Monday, Nov. 19, 1990

Return of The Swashbuckler

By RICHARD SCHICKEL

CYRANO DE BERGERAC Directed by Jean-Paul Rappeneau

Screenplay by Jean-Paul Rappeneau and Jean-Claude Carriere

Alas, poor Cyrano. For decades he has been little more than a rumor of antique flourishes, known to the mass American audience mainly as the source of Steve Martin's genial little comedy Roxanne. Swordsman and poet, idealist and unrequited lover, born rebel as well as natural nobleman, the hero of Edmond Rostand's great romantic play is not, face it, a figure calculated to inspire a nonromantic age. One does not suppose, for example, that he figures very largely in George Bush's inner life. Or, for that matter, Jesse Jackson's.

But we have all been the poorer for this. And we are infinitely the richer for his sudden and glorious reincarnation by Gerard Depardieu in Jean-Paul Rappeneau's faithful and generous adaptation of Rostand's work. For the film not only restores this splendid spirit to his rightful place in our consciousness but also redeems a virtually abandoned cinematic tradition.

In their formative years, the movies took over the manner of Rostand's 19th ; century kind of theater, which was melodramatic in construction and spectacular in style, and actually improved on its substance, since film could realistically show splendors that the stage could only suggest. This Cyrano, abustle with action, aflame with rhetoric and spiced with humorous contempt for pompous and hypocritical swells, reminds us of a lost movie genre that, paradoxically, the original Cyrano helped inspire.

This movie also reminds us that there was a lot of its eponymous hero in the swashbuckling screen characters of Douglas Fairbanks, the young John Barrymore and Errol Flynn.
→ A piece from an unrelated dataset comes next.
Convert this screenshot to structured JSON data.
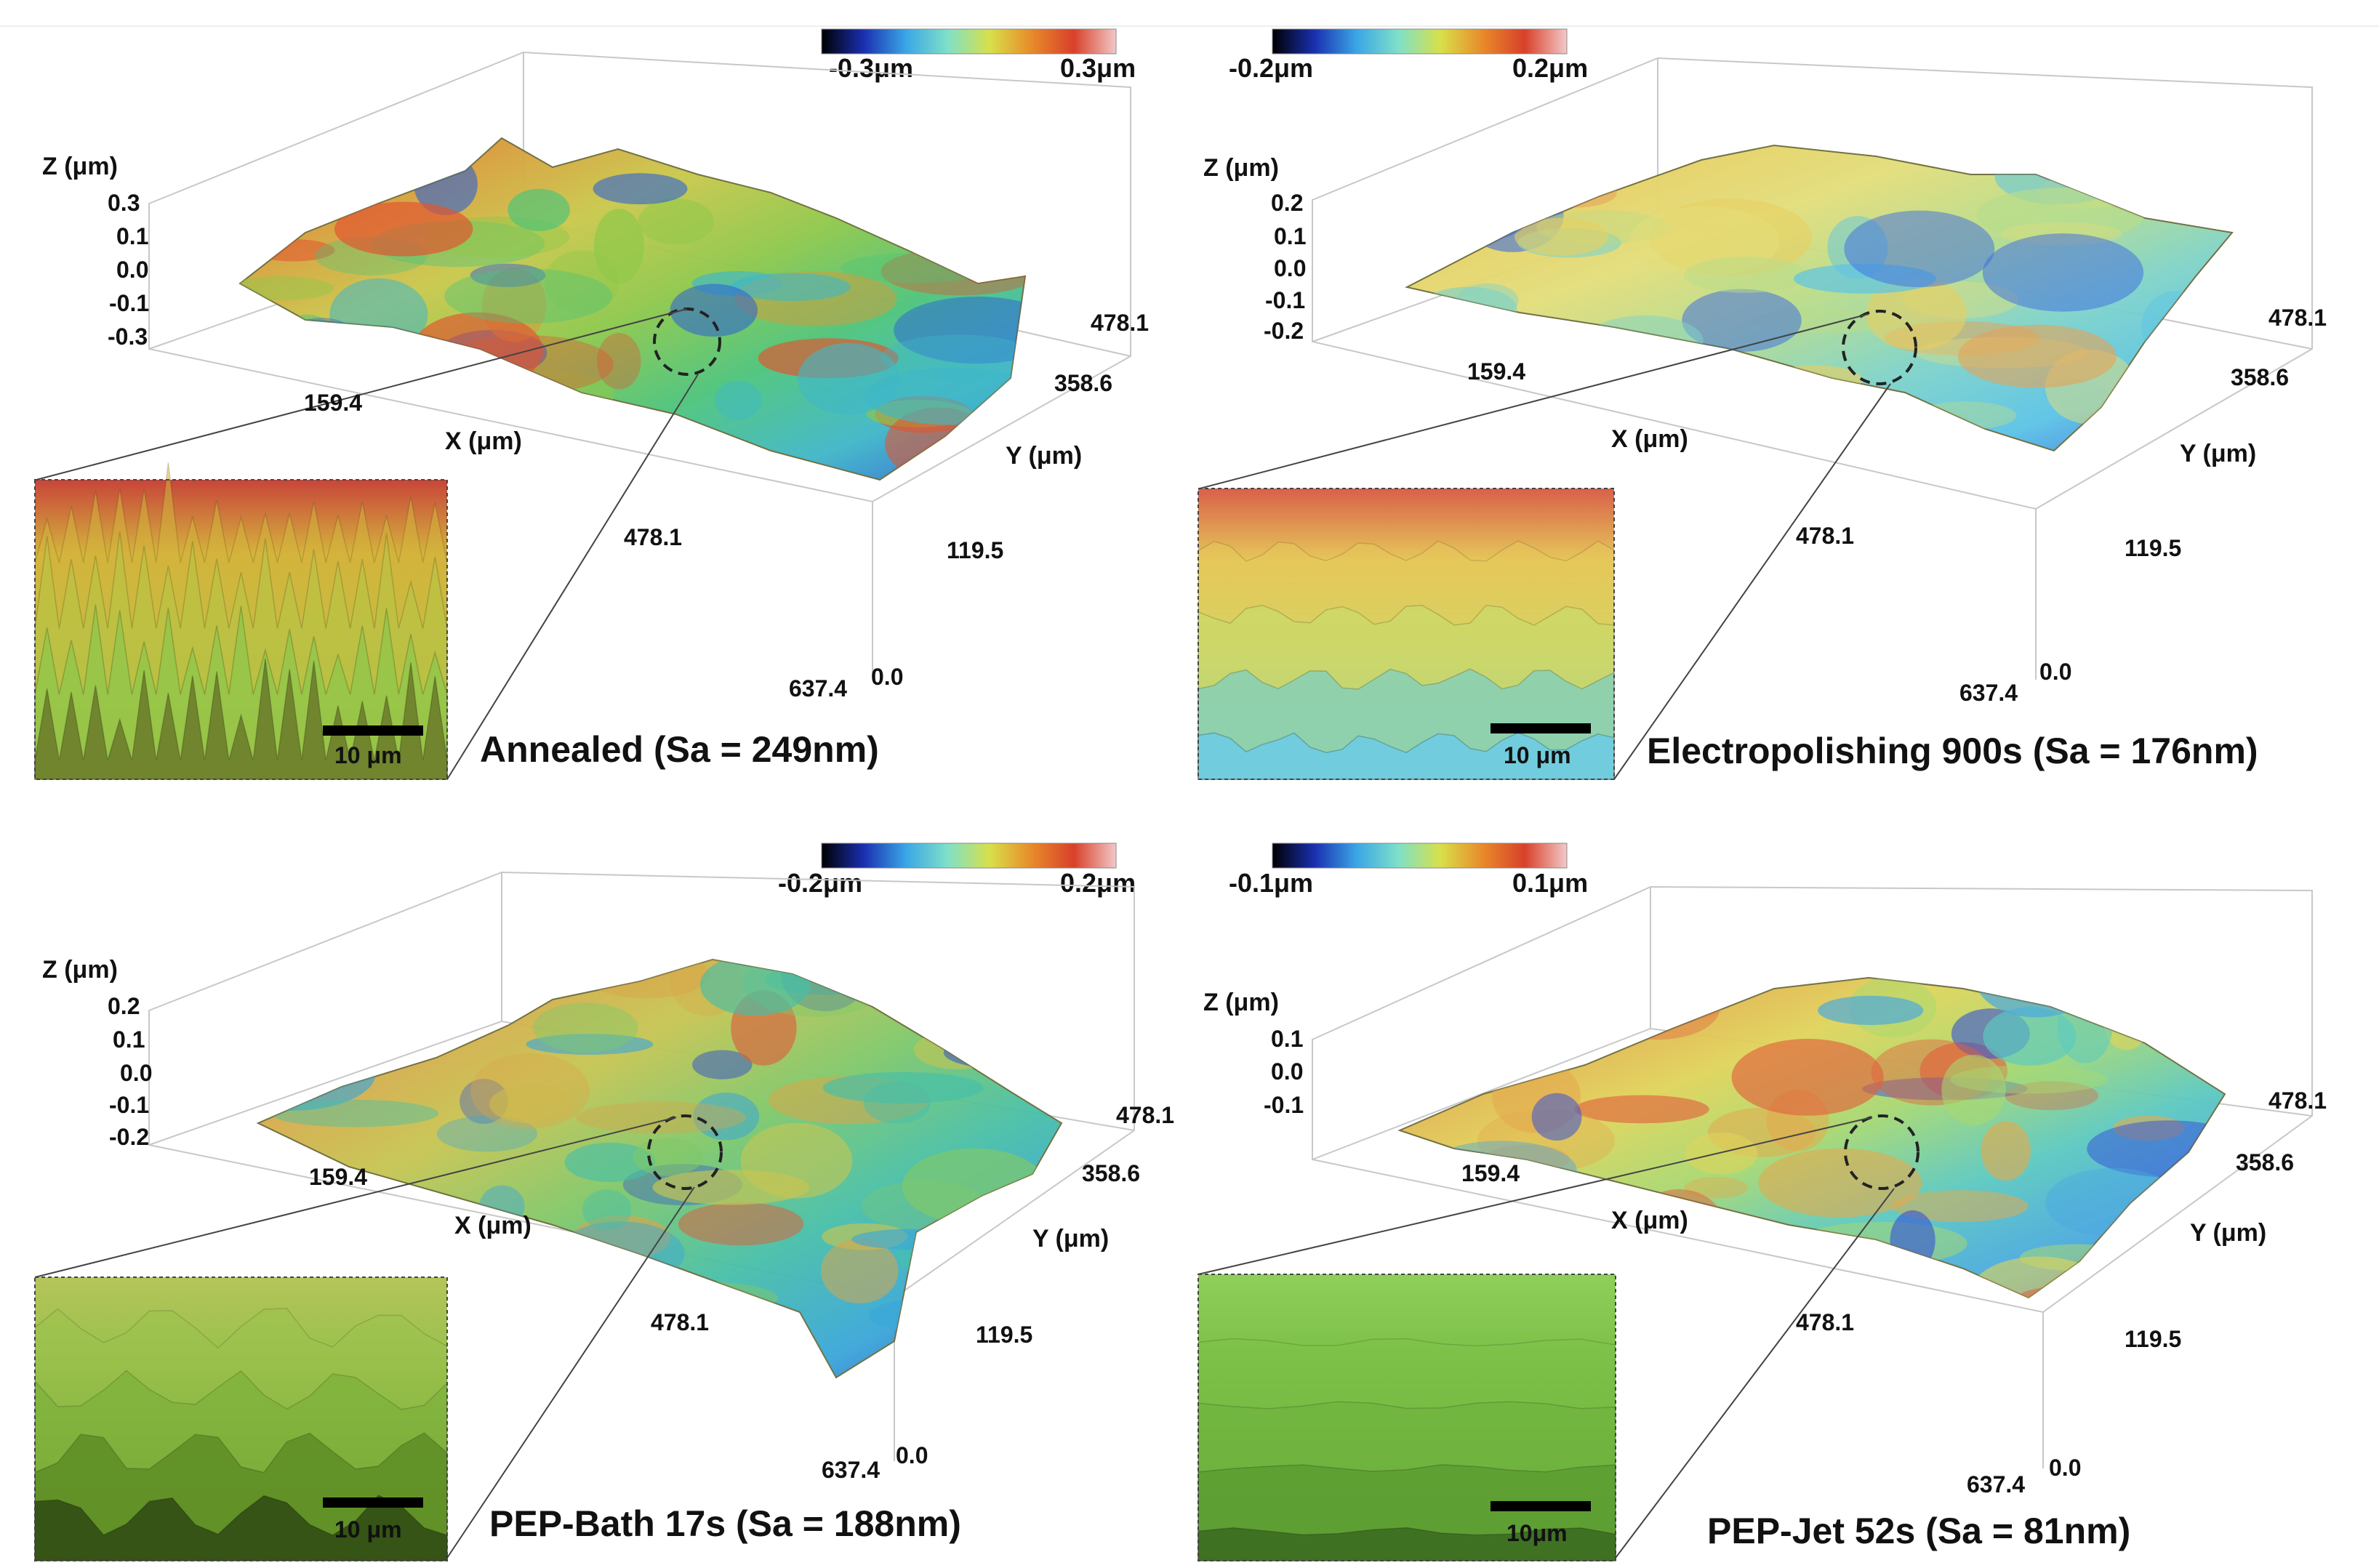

All of them improbably and delightfully blended the manners of the cavalier, the morality of the populist and, in those rare moments when they paused for reflection, the mooniness of adolescence.

There is, of course, more to Cyrano than there was to, say, Flynn's Robin Hood or Fairbanks' Zorro. Immortally, he is a man with a hero's moves but not a hero's looks. He is afflicted with a nose that is kindly described as heroic, and unkindly (and more commonly) thought to be simply grotesque -- and hugely comical. It accounts for his hair-trigger temperament. It also accounts for his melancholy, because it prevents him from speaking his love for his cousin Roxane (spunky, winsome Anne Brochet). Until, that is, she becomes enamored of handsome, tongue-tied Christian (Vincent Perez), who employs Cyrano to speak for him in letters, and from the shadows beneath her balcony.

What opportunities for wistful gallantry this presents the actor who plays Cyrano, and how tenderly Depardieu seizes them. His peasant frame is the perfect support for that nose, which seems less a theatrical device, more a natural outgrowth of Cyrano's spirit than it does when puttied on more lissome leading men. Depardieu's Cyrano has a slowness and stubbornness that make one realize how willed his dashing public personality is, how much it is a way of deflecting attention from a self he finds shameful. This imparts a particular poignancy to the final sequence, in which he at last unmasks his yearning soul to Roxane and confronts death not with swirling cape and whirling sword but with a sweet and welcoming comic gravity.

The actor's spirit and the director's are perfectly attuned. Rappeneau's production might be termed a swashbuckler noir -- in love with the play of movement, the play of light and shadow and, above all, the play of language. The wit, care and subtle style of this film are reflected in the fact that for / its English subtitles it uses Anthony Burgess's translation, in which many of the lines gently, uninsistently, rhyme.